A hard-working woman who was also Jerry Van Dyke's mother the car.

It’s a little surprising that Ann Sothern never appeared on Murder, She Wrote. She’s the exact sort of person you’d expect for that. She had a long-running career going back to the ‘30s—she and Lucille Ball became friends when they were both chorus girls—that had mostly run dry by then even though she was still around. (She died in 2001 at the age of 92; her last performance was in The Whales of August in 1987.) She had health problems by then and was only working sporadically, but it still makes her the ideal guest star for that show.

She’s from a long line of performers. Her maternal grandfather was a concert violinist; her mother was a singer and then, with the advent of sound, became a vocal coach for Warner Bros. Sothern initially got a minor role in The Show of Shows, a star-studded mostly Technicolor production, but it didn’t lead to a Warners contract. She had a six-month MGM contract, but she was invited to join two Ziegfeld productions when it. Afterward, she returned to Hollywood, where she signed with Columbia. From there, she stopped being Harriette Arlene Lake and became Ann Sothern.

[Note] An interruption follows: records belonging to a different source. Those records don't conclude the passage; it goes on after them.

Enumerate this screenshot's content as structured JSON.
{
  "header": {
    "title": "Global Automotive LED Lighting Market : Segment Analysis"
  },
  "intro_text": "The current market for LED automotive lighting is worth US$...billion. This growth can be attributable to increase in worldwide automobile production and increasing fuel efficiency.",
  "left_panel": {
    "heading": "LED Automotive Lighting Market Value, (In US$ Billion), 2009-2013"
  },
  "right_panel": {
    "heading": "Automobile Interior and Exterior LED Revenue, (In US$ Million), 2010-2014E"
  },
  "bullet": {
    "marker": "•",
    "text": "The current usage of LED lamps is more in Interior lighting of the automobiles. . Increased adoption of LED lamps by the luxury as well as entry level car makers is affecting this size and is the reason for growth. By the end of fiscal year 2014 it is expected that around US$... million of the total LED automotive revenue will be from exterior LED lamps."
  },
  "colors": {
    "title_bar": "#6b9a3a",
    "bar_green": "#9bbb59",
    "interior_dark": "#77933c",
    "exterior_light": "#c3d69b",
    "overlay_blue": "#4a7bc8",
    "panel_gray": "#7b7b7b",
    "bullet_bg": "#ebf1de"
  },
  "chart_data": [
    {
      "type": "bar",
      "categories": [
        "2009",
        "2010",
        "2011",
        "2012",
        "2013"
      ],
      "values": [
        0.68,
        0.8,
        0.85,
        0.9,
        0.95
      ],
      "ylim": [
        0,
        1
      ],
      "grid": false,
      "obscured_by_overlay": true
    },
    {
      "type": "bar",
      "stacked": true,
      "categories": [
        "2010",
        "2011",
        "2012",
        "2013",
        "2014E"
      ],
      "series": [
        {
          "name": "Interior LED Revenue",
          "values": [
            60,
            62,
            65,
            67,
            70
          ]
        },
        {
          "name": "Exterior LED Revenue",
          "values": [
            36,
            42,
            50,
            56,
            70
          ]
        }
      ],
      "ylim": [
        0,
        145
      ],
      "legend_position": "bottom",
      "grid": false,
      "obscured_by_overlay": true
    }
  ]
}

Her biggest break in Hollywood arguably came with the death of Jean Harlow. MGM had bought the rights to a book called Dark Dame with Harlow in mind for the lead role, a burlesque performer called Maisie Ravier. When Harlow died, they were left in need of a star, and Sothern stepped into the role. She would play the character for ten movies. She was in assorted other comedies interspersed with them, including a bonkers-sounding one where Edward G. Robinson plays a gangster who hides out as a monk. Ball called her the best comedienne in the business, bar none. The pair often competed for roles.

Sothern was one of the first people to make the jump from movies to television, along with her old friend. She was also one of the first women to play a working woman on TV with Private Secretary. The show ran for five seasons. The Ann Sothern Show ran for three. Eventually, she would go on to thirty episodes of My Mother the Car, wherein she voiced the car. From there, she went back and forth between TV and movies, with occasional stops into theatre.

Unfortunately, Sothern also had health problems. She contracted hepatitis from an impure shot in 1949 and spent some time recovering. Though she continued to record the Maisie radio show from her bed. In 1974, she was performing in Jacksonville, Florida, in a production of Everybody Loves Opal. A prop tree fell on her back. It caused her lifelong problems due to a fractured lumbar vertebra and damaged nerves in her legs. Small wonder really, that she retired. Still, even after her Oscar nomination (she lost to Olympia Dukakis for Moonstruck), you’d really have expected to see her with Jessica Fletcher at least once.